Milano, 3 luglio 2025 – Nel corso delle indagini sul delitto di Garlasco, emergono nuove e importanti considerazioni sulla traccia palmare 33 rinvenuta sulla parete delle scale che conducono alla cantina, luogo in cui fu trovato il corpo senza vita di Chiara Poggi. Secondo la relazione tecnica dei consulenti della difesa di Andrea Sempio, il nuovo indagato nel caso, questa impronta non presenta elementi sufficienti per un’attribuzione certa all’uomo.
Impronta “confusa” con segni presenti sul muro
Gli esperti nominati dalla difesa, Luciano Garofano e Luigi Bisogno, hanno messo in evidenza come l’impronta palmare 33, catalogata già nel 2007 dal reparto scientifico dei Carabinieri del Ris di Parma, sia caratterizzata da un numero limitato di punti caratteristici — al massimo cinque — insufficienti per un confronto affidabile. Inoltre, la difesa denuncia un errore metodologico da parte dei consulenti della Procura di Pavia, che avrebbero scambiato per minuzie papillari reali quelle che sarebbero in realtà interferenze murarie, segni del muro, e non strutture papillari genuine.
La consulenza sottolinea come i metodi adottati dalla Procura non abbiano rispettato i protocolli scientifici validati e che non si sia proceduto a una validazione accreditata del percorso analitico. Gli esperti difensivi hanno inoltre evidenziato la presenza di quattro dettagli geometricamente forzati per essere fatti coincidere con le creste papillari, un errore verificabile anche a occhio nudo.

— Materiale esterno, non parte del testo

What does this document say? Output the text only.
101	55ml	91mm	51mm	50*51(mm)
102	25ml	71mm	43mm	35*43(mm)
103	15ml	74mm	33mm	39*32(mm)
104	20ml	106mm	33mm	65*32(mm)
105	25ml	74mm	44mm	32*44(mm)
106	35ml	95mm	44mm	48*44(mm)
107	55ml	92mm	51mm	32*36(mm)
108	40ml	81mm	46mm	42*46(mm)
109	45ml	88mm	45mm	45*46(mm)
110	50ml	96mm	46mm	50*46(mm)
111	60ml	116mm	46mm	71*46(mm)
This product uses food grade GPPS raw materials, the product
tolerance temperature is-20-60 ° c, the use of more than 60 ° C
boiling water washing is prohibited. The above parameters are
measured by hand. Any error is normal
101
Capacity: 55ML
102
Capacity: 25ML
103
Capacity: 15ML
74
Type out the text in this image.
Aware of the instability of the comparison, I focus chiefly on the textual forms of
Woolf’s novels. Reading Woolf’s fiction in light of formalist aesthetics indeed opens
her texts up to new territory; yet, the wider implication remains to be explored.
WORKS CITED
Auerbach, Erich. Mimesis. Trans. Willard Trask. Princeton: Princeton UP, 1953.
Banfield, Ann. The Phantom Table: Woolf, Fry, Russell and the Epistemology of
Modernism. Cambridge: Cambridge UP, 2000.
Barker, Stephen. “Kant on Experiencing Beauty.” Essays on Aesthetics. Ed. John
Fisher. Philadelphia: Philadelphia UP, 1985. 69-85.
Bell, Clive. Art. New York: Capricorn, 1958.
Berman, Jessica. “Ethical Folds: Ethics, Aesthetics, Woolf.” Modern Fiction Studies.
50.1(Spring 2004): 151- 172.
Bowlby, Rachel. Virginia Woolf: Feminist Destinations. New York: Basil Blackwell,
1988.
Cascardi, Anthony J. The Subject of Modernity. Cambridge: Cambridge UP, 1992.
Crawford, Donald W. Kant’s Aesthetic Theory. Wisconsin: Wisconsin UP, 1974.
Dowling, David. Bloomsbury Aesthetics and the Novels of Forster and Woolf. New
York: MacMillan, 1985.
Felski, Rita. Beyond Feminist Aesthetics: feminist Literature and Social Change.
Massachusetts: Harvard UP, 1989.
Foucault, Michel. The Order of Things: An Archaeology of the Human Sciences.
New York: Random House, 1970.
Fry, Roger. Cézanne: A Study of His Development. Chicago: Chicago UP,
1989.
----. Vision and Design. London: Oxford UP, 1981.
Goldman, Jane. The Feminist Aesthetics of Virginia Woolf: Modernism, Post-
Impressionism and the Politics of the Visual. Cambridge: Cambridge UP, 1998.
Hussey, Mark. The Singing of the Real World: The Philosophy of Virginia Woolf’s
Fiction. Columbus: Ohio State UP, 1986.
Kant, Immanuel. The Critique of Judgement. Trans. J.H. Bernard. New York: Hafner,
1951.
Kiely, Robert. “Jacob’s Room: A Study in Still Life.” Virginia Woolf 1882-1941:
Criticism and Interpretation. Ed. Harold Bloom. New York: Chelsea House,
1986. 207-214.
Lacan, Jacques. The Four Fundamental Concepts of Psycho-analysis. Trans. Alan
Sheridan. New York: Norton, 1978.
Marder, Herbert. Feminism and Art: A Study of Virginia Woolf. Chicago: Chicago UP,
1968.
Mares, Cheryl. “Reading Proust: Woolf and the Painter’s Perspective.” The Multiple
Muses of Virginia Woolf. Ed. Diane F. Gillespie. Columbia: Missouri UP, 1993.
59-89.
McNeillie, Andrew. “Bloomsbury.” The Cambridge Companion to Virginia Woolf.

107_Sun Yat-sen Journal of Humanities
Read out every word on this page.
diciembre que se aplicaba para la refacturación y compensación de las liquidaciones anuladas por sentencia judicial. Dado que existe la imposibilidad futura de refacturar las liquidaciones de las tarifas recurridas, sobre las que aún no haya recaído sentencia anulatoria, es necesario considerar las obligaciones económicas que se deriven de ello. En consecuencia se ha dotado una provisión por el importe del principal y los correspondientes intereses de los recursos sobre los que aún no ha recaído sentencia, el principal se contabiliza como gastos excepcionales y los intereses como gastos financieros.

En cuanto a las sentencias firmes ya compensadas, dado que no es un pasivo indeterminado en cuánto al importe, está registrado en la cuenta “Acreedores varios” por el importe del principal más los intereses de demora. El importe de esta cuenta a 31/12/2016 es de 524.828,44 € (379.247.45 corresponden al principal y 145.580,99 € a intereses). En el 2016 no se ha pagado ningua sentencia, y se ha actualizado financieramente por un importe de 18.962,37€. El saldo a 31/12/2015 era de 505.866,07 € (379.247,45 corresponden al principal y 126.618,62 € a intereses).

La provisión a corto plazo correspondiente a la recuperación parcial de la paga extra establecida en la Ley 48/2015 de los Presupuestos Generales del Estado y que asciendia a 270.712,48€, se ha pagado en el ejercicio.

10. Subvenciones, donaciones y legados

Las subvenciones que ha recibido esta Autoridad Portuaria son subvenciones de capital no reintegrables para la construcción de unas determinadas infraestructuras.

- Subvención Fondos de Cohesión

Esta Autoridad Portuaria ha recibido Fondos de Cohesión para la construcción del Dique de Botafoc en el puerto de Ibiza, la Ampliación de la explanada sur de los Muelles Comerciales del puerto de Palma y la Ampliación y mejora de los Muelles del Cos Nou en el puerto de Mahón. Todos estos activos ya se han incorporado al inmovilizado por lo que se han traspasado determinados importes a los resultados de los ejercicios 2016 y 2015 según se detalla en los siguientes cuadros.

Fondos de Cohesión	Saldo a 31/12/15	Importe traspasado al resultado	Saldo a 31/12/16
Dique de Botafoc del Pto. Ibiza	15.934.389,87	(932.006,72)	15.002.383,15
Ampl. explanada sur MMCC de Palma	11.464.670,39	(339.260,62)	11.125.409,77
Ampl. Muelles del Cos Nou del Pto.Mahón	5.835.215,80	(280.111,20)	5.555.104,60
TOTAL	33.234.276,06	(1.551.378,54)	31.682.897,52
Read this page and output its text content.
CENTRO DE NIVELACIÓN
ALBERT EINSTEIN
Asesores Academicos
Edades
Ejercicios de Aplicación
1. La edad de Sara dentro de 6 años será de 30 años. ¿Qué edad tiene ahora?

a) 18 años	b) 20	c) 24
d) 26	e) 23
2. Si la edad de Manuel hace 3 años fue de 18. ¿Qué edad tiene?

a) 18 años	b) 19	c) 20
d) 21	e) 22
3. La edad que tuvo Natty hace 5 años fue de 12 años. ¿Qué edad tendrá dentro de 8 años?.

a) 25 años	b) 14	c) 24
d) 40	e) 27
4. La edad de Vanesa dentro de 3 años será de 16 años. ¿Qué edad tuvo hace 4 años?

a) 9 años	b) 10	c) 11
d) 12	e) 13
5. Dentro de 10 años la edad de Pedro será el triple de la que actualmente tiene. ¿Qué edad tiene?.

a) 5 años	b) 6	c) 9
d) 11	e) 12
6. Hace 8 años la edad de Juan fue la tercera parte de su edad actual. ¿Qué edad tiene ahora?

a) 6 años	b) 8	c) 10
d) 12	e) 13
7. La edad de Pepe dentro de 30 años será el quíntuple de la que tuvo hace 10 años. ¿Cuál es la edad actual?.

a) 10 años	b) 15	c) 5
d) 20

Nuove indagini e battaglie legali
L’impronta in questione, trovata sulla parete destra della scala che porta in cantina, è stata da sempre considerata poco utile dalla prima perizia del Ris, che la definiva “priva di creste potenzialmente utili”. Tuttavia, una nuova consulenza ha attribuito recentemente la traccia a Andrea Sempio, amico del fratello della vittima. Nonostante ciò, la difesa di Sempio ha annunciato una ferma opposizione a questa interpretazione, pronta a presentare eccezioni sull’inutilizzabilità delle impronte, sia vecchie sia nuove.
La vicenda si inserisce in un quadro investigativo complesso, che dopo 18 anni ha portato alla riapertura del caso, con l’ipotesi che all’omicidio di Chiara Poggi possano aver partecipato più persone.